We commonly don’t want to extract all data. Instead, we only want to answer a few questions about a set of documents. Secondly, we want to avoid using our precious engineering resources to build custom extractors. These take a lot of time to maintain, and they don’t generalize to new extractions we might need in the future.

Instead of extracting all raw data from documents, Trellis allows users to answer a set of particular questions they have about them. These data extractions are called Transformations. You can create and run transformations via our dashboard or our API. Here’s how it works:

  1. Upload Your Documents: Upload the documents to be analyzed to the Trellis platform.

  2. Define Transformations: Next, you define transformations. Each transformation consists of:

    1. Column Type: Defines the SQL data type of the column in which Trellis will store the extracted data.

    2. Transformation Type: Specifies whether the operation is an extraction, classification, or generation.

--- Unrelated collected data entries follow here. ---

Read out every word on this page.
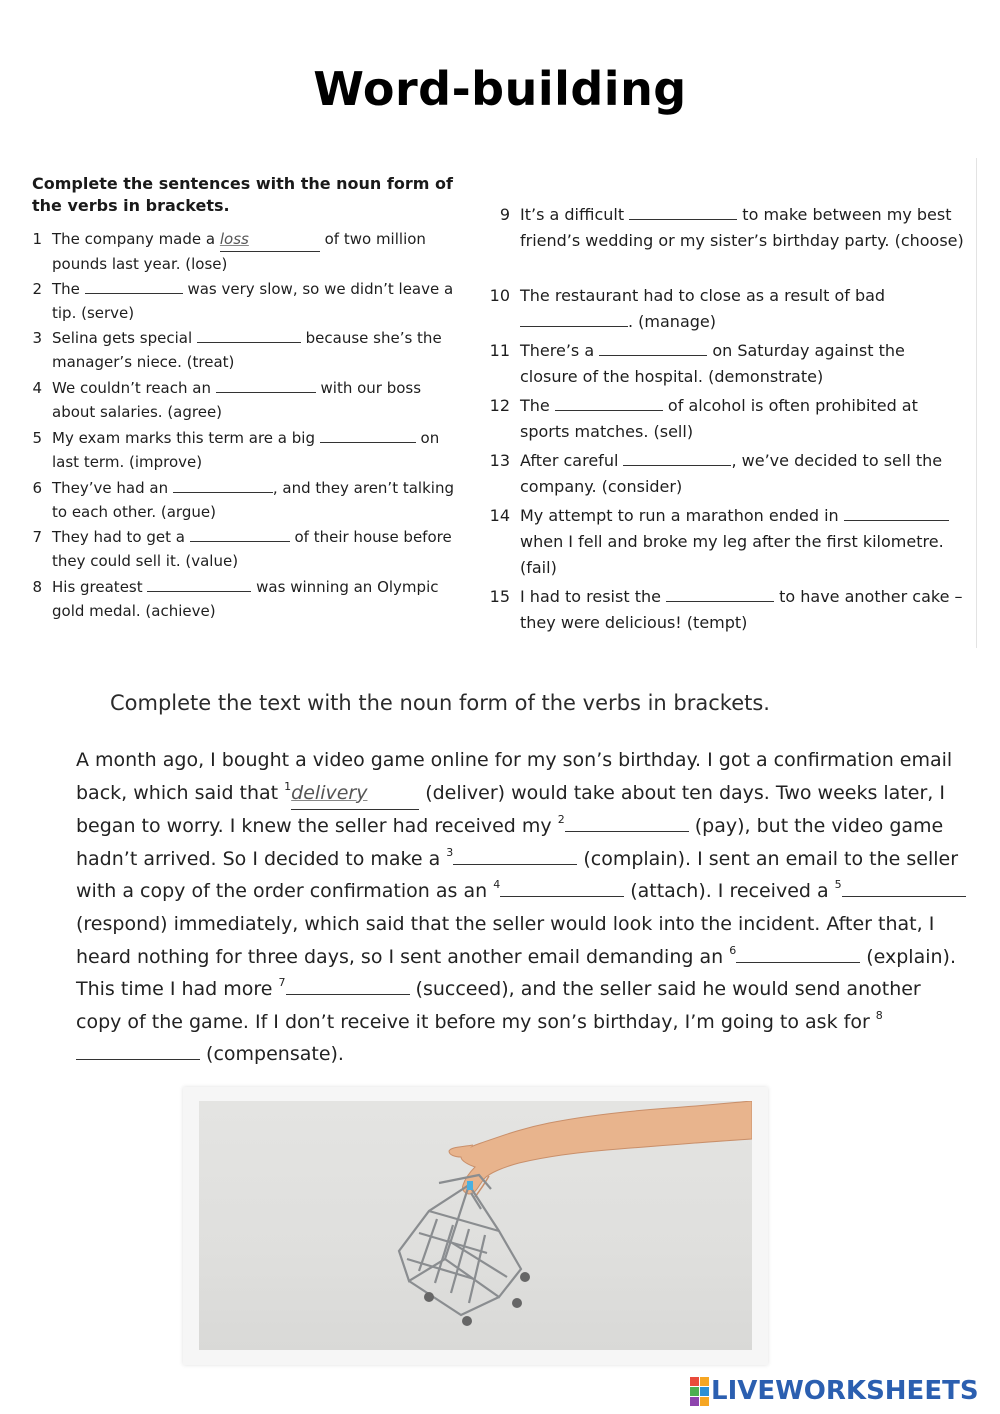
Word-building
Complete the sentences with the noun form of the verbs in brackets.
1 The company made a loss	of two million pounds last year. (lose)
2 The	was very slow, so we didn’t leave a tip. (serve)
3 Selina gets special	because she’s the manager’s niece. (treat)
4 We couldn’t reach an	with our boss about salaries. (agree)
5 My exam marks this term are a big	on last term. (improve)
6 They’ve had an	, and they aren’t talking to each other. (argue)
7 They had to get a	of their house before they could sell it. (value)
8 His greatest	was winning an Olympic gold medal. (achieve)
9 It’s a difficult	to make between my best friend’s wedding or my sister’s birthday party. (choose)
10 The restaurant had to close as a result of bad . (manage)
11 There’s a	on Saturday against the closure of the hospital. (demonstrate)
12 The	of alcohol is often prohibited at sports matches. (sell)
13 After careful	, we’ve decided to sell the company. (consider)
14 My attempt to run a marathon ended in  when I fell and broke my leg after the first kilometre. (fail)
15 I had to resist the	to have another cake – they were delicious! (tempt)
Complete the text with the noun form of the verbs in brackets.
A month ago, I bought a video game online for my son’s birthday. I got a confirmation email back, which said that $^1$delivery	(deliver) would take about ten days. Two weeks later, I began to worry. I knew the seller had received my $^2$	(pay), but the video game hadn’t arrived. So I decided to make a $^3$	(complain). I sent an email to the seller with a copy of the order confirmation as an $^4$	(attach). I received a $^5$ (respond) immediately, which said that the seller would look into the incident. After that, I heard nothing for three days, so I sent another email demanding an $^6$	(explain). This time I had more $^7$	(succeed), and the seller said he would send another copy of the game. If I don’t receive it before my son’s birthday, I’m going to ask for $^8$ (compensate).
LIVEWORKSHEETS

This setting guides our engine in selecting the appropriate model for data processing.

    3. Description: An English description instructs the Trellis AI models on what data to extract from the document.

  3. Run Queries: Once you run a Transformation, Trellis applies them across all your documents, simultaneously extracting the answers into a SQL-queryable format.

Example Use Case: Imagine you want to analyze operational costs from various financial reports. You could configure a transformation that extracts specific operational cost data from these reports. Each column in the transformation could be set to extract different aspects of operational costs—like total cost, types of costs, and cost changes over time. A few months later, you realize your model becomes more precise when you extract an additional data point. With Trellis, you quickly add this new extraction, enhancing your model’s accuracy in just a few minutes.

This method streamlines the data extraction process and reduces the need for extensive manual review, making obtaining actionable insights from large volumes of documents easier.


Traditional OCR and ICR methods are inadequate for extracting complex information from financial reports. Trellis overcomes these limitations using Large Language Models (LLMs) to transform unstructured data into SQL-queryable columns. This developer-friendly technology enables companies to provide their clients with deeper, more holistic, actionable financial analysis.